You can also try Jerkson = Jackson + Scala
Quite easy to use even if I had problems with special JSON fields containing "-"
A small tuto I saw on twitter recently: http://logician.free.fr/index.php/2011/09/16/play-scala-and-json/
I've been driven insane by this now and went through trying GSON, Lift-Json, Sjson and finally Jerkson, and found peace with that one.
Here's how I use it in combination with Play:
http://logician.eu/index.php/2011/09/16/play-scala-and-json/
http://logician.eu/index.php/2011/11/01/writing-custom-deserializers-for-jerkson/
I use Lift's json library for this purpose, it easily lets you parse JSON and extract values into case classes. It's packaged as a separate jar so you don't need the whole lift framework to use it.
import net.liftweb.json._
import net.liftweb.json.JsonDSL._
implicit val formats = DefaultFormats
val json: String = "[{...."
val parsed: JValue = parse(json)
val customers: List[Customer] = parsed.extract[List[Customer]]
Just make sure any optional fields are defined in the case class using Option.
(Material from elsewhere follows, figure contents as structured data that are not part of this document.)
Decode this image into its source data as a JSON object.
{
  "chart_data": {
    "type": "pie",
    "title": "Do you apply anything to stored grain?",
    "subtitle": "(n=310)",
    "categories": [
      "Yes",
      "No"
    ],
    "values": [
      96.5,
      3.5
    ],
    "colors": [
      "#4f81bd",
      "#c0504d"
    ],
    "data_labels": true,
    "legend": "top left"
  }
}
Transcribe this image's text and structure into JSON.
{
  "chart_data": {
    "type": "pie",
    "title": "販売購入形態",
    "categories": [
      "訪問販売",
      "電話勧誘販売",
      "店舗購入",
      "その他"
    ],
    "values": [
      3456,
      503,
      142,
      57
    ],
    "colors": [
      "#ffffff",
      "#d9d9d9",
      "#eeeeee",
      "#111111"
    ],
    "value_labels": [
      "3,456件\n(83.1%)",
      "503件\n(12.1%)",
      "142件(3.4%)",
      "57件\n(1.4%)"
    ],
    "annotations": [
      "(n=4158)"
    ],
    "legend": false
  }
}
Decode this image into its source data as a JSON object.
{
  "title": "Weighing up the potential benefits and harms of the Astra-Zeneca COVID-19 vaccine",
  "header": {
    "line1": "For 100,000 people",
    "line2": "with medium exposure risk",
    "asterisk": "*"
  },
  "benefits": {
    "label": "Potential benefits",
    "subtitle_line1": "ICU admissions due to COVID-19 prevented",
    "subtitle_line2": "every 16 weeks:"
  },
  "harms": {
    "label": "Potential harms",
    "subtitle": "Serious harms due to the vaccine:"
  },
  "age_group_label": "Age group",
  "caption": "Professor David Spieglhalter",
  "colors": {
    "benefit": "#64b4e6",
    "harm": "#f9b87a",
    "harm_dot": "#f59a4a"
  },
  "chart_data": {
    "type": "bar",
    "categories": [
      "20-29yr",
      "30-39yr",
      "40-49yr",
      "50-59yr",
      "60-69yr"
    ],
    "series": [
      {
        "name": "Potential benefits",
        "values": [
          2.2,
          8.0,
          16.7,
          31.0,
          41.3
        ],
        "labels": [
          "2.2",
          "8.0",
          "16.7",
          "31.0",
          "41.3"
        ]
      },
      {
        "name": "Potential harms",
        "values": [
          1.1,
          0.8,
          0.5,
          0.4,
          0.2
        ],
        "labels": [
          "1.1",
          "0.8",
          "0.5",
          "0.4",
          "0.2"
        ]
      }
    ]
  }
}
I noticed in your code the objects are missing the user_id field, which would cause a parse error if the user_id field is declared as Int instead of Option[Int].
Aside from trying to make Jerkson (which is a great library to use from what I have heard), you could also try Jackson's Scala module -- modules are the official way Jackson is extended to deal with 3rd party datatypes as well as native datatypes and constructs of other JVM languages.
(this is not to say this is more official than Jerkson, just that there are many useful Jackson extension modules that many developers are not familiar with)
Issues with Scala module are discussed on main Jackson mailing lists (user#jackson.codehaus.org); you may have found an edge case that could be fixed.
I have written a parser/validator dsl, which allows you to explicitly resolve any type erasure issue. Out of the box it handles case classes, tuples, Option, Either, List, Map, joda DatetTime, piping to functions, multiple key mapping and key name remapping.
It uses the Jackson parser
https://github.com/HigherState/jameson
Its pretty simple to with scala and with play libraries and the code
import play.api.libs.json.{Format, Json}
case class Customer(name:String, city:String, address:String, id:Int)
object Customer {
implicit val jsonFormat: Format[Customer] = Json.format(Customer)
}
val jsonDef = Json.parse(<json-string>)
val customers = jsonDef.as[List[Customer]]
customers is list of Customer objects.